Odd behavior marks wrong-way driver’s appearance in Aspen court
The Aspen Times
A 45-year-old man who allegedly drove the wrong way down Highway 82 last week at an estimated 100 miles per hour exhibited extremely bizarre behavior after the incident and in a court appearance Monday.
John Reno entered the Pitkin County District Courtroom on Monday with his eyes closed and had to be guided to a chair in front of a judge by four jail deputies. He then opened his eyes briefly and attempted to sit in the chair backward before deputies turned him around to face Pitkin County Judge Erin Fernandez-Ely.
Fernandez-Ely asked if his name was “John Robert Reno.”
“For the record?” he said.
Pitkin County Jail deputies declined to comment about why Reno kept his eyes closed.
Reno also made several non-sequitur statements during the course of the hearing, including “I respectfully request a moment of silence,” “Have you ever been in the Boy Scouts, ma’am?” and “I’ve gotten away with drinking and driving on a couple of occasions.”
“Do you live here?” Fernandez-Ely asked at one point.
“Sure,” Reno said. “Wherever here is.”
Reno, whose hometown was unavailable Monday, first came to the attention of Pitkin County sheriff’s investigator Brad Gibson about 8 a.m.

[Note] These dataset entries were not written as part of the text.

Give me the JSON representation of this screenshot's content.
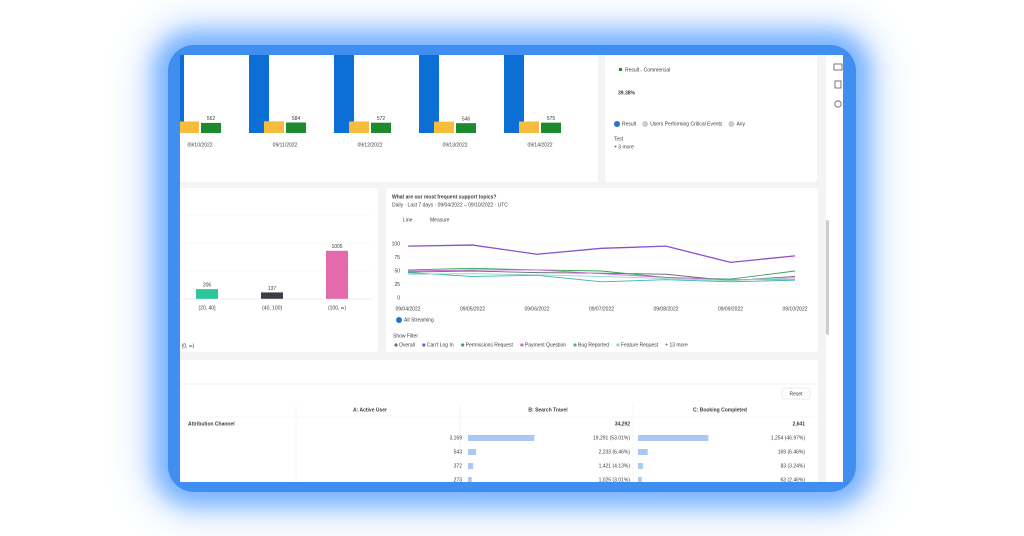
{
  "top_bar_chart": {
    "type": "bar",
    "categories": [
      "09/10/2022",
      "09/11/2022",
      "09/12/2022",
      "09/13/2022",
      "09/14/2022"
    ],
    "series": [
      {
        "color": "#0b6fd6",
        "values": [
          6000,
          6000,
          6000,
          6000,
          6000
        ]
      },
      {
        "color": "#f6bd3c",
        "values": [
          640,
          650,
          640,
          630,
          640
        ]
      },
      {
        "color": "#1e8a2e",
        "values": [
          562,
          584,
          572,
          546,
          575
        ]
      }
    ]
  },
  "metric_card": {
    "legend": "Result - Commercial",
    "legend_color": "#1e8a2e",
    "value": "39.38%",
    "chips": [
      "Result",
      "Users Performing Critical Events",
      "Any"
    ],
    "filter": "Test",
    "more": "+ 3 more"
  },
  "histogram_card": {
    "type": "bar",
    "categories": [
      "(20, 40]",
      "(40, 100]",
      "(100, ∞)"
    ],
    "values": [
      206,
      137,
      1005
    ],
    "colors": [
      "#2cc79a",
      "#3b3f45",
      "#e46aab"
    ],
    "footer": "[0, ∞)"
  },
  "line_card": {
    "type": "line",
    "title": "What are our most frequent support topics?",
    "subtitle": "Daily · Last 7 days · 09/04/2022 – 09/10/2022 · UTC",
    "controls": [
      "Line",
      "Measure"
    ],
    "x": [
      "09/04/2022",
      "09/05/2022",
      "09/06/2022",
      "09/07/2022",
      "09/08/2022",
      "09/09/2022",
      "09/10/2022"
    ],
    "ylim": [
      0,
      100
    ],
    "yticks": [
      0,
      25,
      50,
      75,
      100
    ],
    "grid": true,
    "segment": "All Streaming",
    "filter_label": "Show Filter",
    "series": [
      {
        "name": "Overall",
        "color": "#6b6f76",
        "values": [
          48,
          50,
          47,
          46,
          44,
          32,
          40
        ]
      },
      {
        "name": "Can't Log In",
        "color": "#8a4fd1",
        "values": [
          96,
          98,
          81,
          92,
          96,
          66,
          78
        ]
      },
      {
        "name": "Permissions Request",
        "color": "#37a35a",
        "values": [
          52,
          55,
          52,
          50,
          38,
          35,
          50
        ]
      },
      {
        "name": "Payment Question",
        "color": "#c86ad8",
        "values": [
          50,
          52,
          52,
          45,
          38,
          34,
          35
        ]
      },
      {
        "name": "Bug Reported",
        "color": "#3ab5b0",
        "values": [
          47,
          40,
          42,
          30,
          34,
          30,
          33
        ]
      },
      {
        "name": "Feature Request",
        "color": "#8fd6c8",
        "values": [
          44,
          45,
          43,
          40,
          36,
          32,
          38
        ]
      }
    ],
    "more": "+ 13 more"
  },
  "table": {
    "reset": "Reset",
    "row_header": "Attribution Channel",
    "columns": [
      "A: Active User",
      "B: Search Travel",
      "C: Booking Completed"
    ],
    "totals": [
      "34,292",
      "2,641"
    ],
    "rows": [
      {
        "a": "3,169",
        "b": "19,291 (53.01%)",
        "b_share": 53.01,
        "c": "1,254 (46.97%)",
        "c_share": 46.97
      },
      {
        "a": "543",
        "b": "2,233 (6.46%)",
        "b_share": 6.46,
        "c": "169 (6.46%)",
        "c_share": 6.46
      },
      {
        "a": "372",
        "b": "1,421 (4.13%)",
        "b_share": 4.13,
        "c": "83 (3.24%)",
        "c_share": 3.24
      },
      {
        "a": "273",
        "b": "1,025 (3.01%)",
        "b_share": 3.01,
        "c": "63 (2.46%)",
        "c_share": 2.46
      }
    ]
  }
}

Thursday, while he was driving upvalley near the intersection of Highway 82 and the Aspen Business Center, according to an arrest warrant affidavit filed in Pitkin County District Court.

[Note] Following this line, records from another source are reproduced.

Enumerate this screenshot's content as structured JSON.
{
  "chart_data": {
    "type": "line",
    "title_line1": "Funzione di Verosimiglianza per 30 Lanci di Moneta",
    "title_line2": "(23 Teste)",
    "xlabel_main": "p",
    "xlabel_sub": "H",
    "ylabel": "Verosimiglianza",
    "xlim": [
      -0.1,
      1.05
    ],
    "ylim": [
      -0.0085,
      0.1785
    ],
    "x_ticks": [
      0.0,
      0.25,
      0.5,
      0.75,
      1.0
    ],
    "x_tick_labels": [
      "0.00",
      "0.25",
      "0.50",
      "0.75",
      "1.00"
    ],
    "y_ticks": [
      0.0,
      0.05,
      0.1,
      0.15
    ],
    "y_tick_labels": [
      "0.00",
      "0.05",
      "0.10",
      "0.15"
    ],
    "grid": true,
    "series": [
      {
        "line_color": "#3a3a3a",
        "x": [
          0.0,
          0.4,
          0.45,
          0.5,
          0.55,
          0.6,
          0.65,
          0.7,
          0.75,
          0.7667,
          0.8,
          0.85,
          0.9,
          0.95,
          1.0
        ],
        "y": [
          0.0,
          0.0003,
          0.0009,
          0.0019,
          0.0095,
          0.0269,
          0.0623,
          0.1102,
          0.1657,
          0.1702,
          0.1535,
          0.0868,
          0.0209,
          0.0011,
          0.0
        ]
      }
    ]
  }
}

“Ahead of me on the highway I saw a Toyota SUV heading downvalley, westbound, crash over the center concrete median and bounce onto the upvalley lanes traveling at approximately 50 mph,” Gibson wrote in the affidavit. “I assumed with the slippery road conditions, the driver of the Toyota slid on the ice and snow and lost control of the SUV.”
Gibson turned on his emergency lights to warn traffic behind him of the threat, slowed down and assumed the Toyota would stop in front of him, according to the document.

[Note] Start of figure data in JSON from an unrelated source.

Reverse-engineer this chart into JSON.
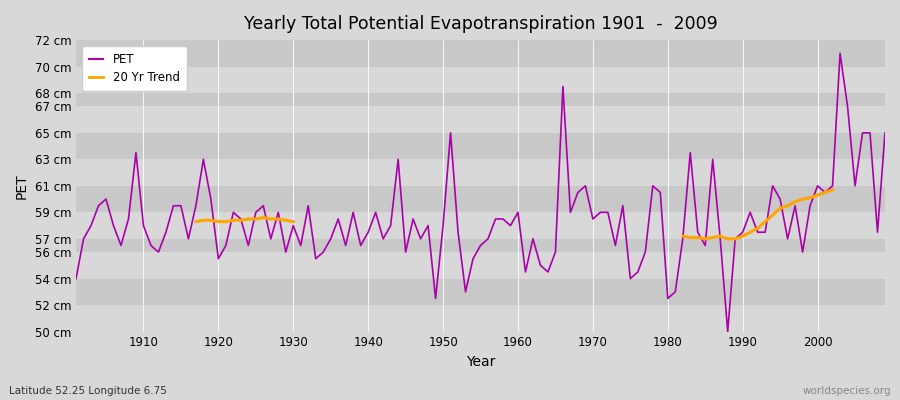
{
  "title": "Yearly Total Potential Evapotranspiration 1901  -  2009",
  "xlabel": "Year",
  "ylabel": "PET",
  "subtitle": "Latitude 52.25 Longitude 6.75",
  "watermark": "worldspecies.org",
  "pet_color": "#AA00AA",
  "trend_color": "#FFA500",
  "bg_color": "#d8d8d8",
  "years": [
    1901,
    1902,
    1903,
    1904,
    1905,
    1906,
    1907,
    1908,
    1909,
    1910,
    1911,
    1912,
    1913,
    1914,
    1915,
    1916,
    1917,
    1918,
    1919,
    1920,
    1921,
    1922,
    1923,
    1924,
    1925,
    1926,
    1927,
    1928,
    1929,
    1930,
    1931,
    1932,
    1933,
    1934,
    1935,
    1936,
    1937,
    1938,
    1939,
    1940,
    1941,
    1942,
    1943,
    1944,
    1945,
    1946,
    1947,
    1948,
    1949,
    1950,
    1951,
    1952,
    1953,
    1954,
    1955,
    1956,
    1957,
    1958,
    1959,
    1960,
    1961,
    1962,
    1963,
    1964,
    1965,
    1966,
    1967,
    1968,
    1969,
    1970,
    1971,
    1972,
    1973,
    1974,
    1975,
    1976,
    1977,
    1978,
    1979,
    1980,
    1981,
    1982,
    1983,
    1984,
    1985,
    1986,
    1987,
    1988,
    1989,
    1990,
    1991,
    1992,
    1993,
    1994,
    1995,
    1996,
    1997,
    1998,
    1999,
    2000,
    2001,
    2002,
    2003,
    2004,
    2005,
    2006,
    2007,
    2008,
    2009
  ],
  "pet_values": [
    54.0,
    57.0,
    58.0,
    59.5,
    60.0,
    58.0,
    56.5,
    58.5,
    63.5,
    58.0,
    56.5,
    56.0,
    57.5,
    59.5,
    59.5,
    57.0,
    59.5,
    63.0,
    60.0,
    55.5,
    56.5,
    59.0,
    58.5,
    56.5,
    59.0,
    59.5,
    57.0,
    59.0,
    56.0,
    58.0,
    56.5,
    59.5,
    55.5,
    56.0,
    57.0,
    58.5,
    56.5,
    59.0,
    56.5,
    57.5,
    59.0,
    57.0,
    58.0,
    63.0,
    56.0,
    58.5,
    57.0,
    58.0,
    52.5,
    58.0,
    65.0,
    57.5,
    53.0,
    55.5,
    56.5,
    57.0,
    58.5,
    58.5,
    58.0,
    59.0,
    54.5,
    57.0,
    55.0,
    54.5,
    56.0,
    68.5,
    59.0,
    60.5,
    61.0,
    58.5,
    59.0,
    59.0,
    56.5,
    59.5,
    54.0,
    54.5,
    56.0,
    61.0,
    60.5,
    52.5,
    53.0,
    57.0,
    63.5,
    57.5,
    56.5,
    63.0,
    57.0,
    50.0,
    57.0,
    57.5,
    59.0,
    57.5,
    57.5,
    61.0,
    60.0,
    57.0,
    59.5,
    56.0,
    59.5,
    61.0,
    60.5,
    61.0,
    71.0,
    67.0,
    61.0,
    65.0,
    65.0,
    57.5,
    65.0
  ],
  "trend_seg1_years": [
    1917,
    1918,
    1919,
    1920,
    1921,
    1922,
    1923,
    1924,
    1925,
    1926,
    1927,
    1928,
    1929,
    1930
  ],
  "trend_seg1_vals": [
    58.3,
    58.4,
    58.4,
    58.3,
    58.3,
    58.4,
    58.4,
    58.5,
    58.5,
    58.6,
    58.5,
    58.5,
    58.4,
    58.3
  ],
  "trend_seg2_years": [
    1982,
    1983,
    1984,
    1985,
    1986,
    1987,
    1988,
    1989,
    1990,
    1991,
    1992,
    1993,
    1994,
    1995,
    1996,
    1997,
    1998,
    1999,
    2000,
    2001,
    2002
  ],
  "trend_seg2_vals": [
    57.2,
    57.1,
    57.1,
    57.0,
    57.1,
    57.2,
    57.0,
    57.0,
    57.2,
    57.5,
    57.8,
    58.3,
    58.8,
    59.3,
    59.5,
    59.8,
    60.0,
    60.1,
    60.3,
    60.5,
    60.7
  ],
  "yticks": [
    50,
    52,
    54,
    56,
    57,
    59,
    61,
    63,
    65,
    67,
    68,
    70,
    72
  ],
  "ytick_labels": [
    "50 cm",
    "52 cm",
    "54 cm",
    "56 cm",
    "57 cm",
    "59 cm",
    "61 cm",
    "63 cm",
    "65 cm",
    "67 cm",
    "68 cm",
    "70 cm",
    "72 cm"
  ],
  "xticks": [
    1910,
    1920,
    1930,
    1940,
    1950,
    1960,
    1970,
    1980,
    1990,
    2000
  ],
  "xlim": [
    1901,
    2009
  ],
  "ylim": [
    50,
    72
  ],
  "band_colors": [
    "#d4d4d4",
    "#cccccc"
  ]
}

“The driver of the Toyota instead accelerated rapidly heading directly towards me,” he wrote, noting that it would have been impossible to miss his flashing lights. “The Toyota passed me at what I visually estimated (at) 80 mph. … I knew I was fortunate the driver missed hitting my patrol car head-on at high speed.”
Gibson turned around while watching the Toyota disappear down the road in the wrong lane at an estimated 100 mph.
“I was scared for the eastbound drivers on Highway 82,” he wrote in the affidavit. “They unknowingly had an SUV heading towards them at a high rate of speed.”
Drivers pulled over to the side of the road, and Gibson was soon relieved to discover that Reno crashed into a concrete barrier near the west end of the airport runway, which disabled his vehicle.
Reno made bizarre statements to Gibson while standing shin-deep in a snowbank, some of which appeared threatening and caused the deputy to partially draw his handgun at one point, according to the affidavit. Several deputies had to wrestle him into handcuffs, and he was later forcibly restrained at Aspen Valley Hospital.
Reno was charged with felony menacing, felony vehicular eluding, reckless endangerment, reckless driving and exceeding the speed limit by more than 25 mph.
Reno has no prior felony or previous drunken driving convictions, Don Nottingham, deputy district attorney, said Monday. Fernandez-Ely ordered Reno held in lieu of a $25,000 bond.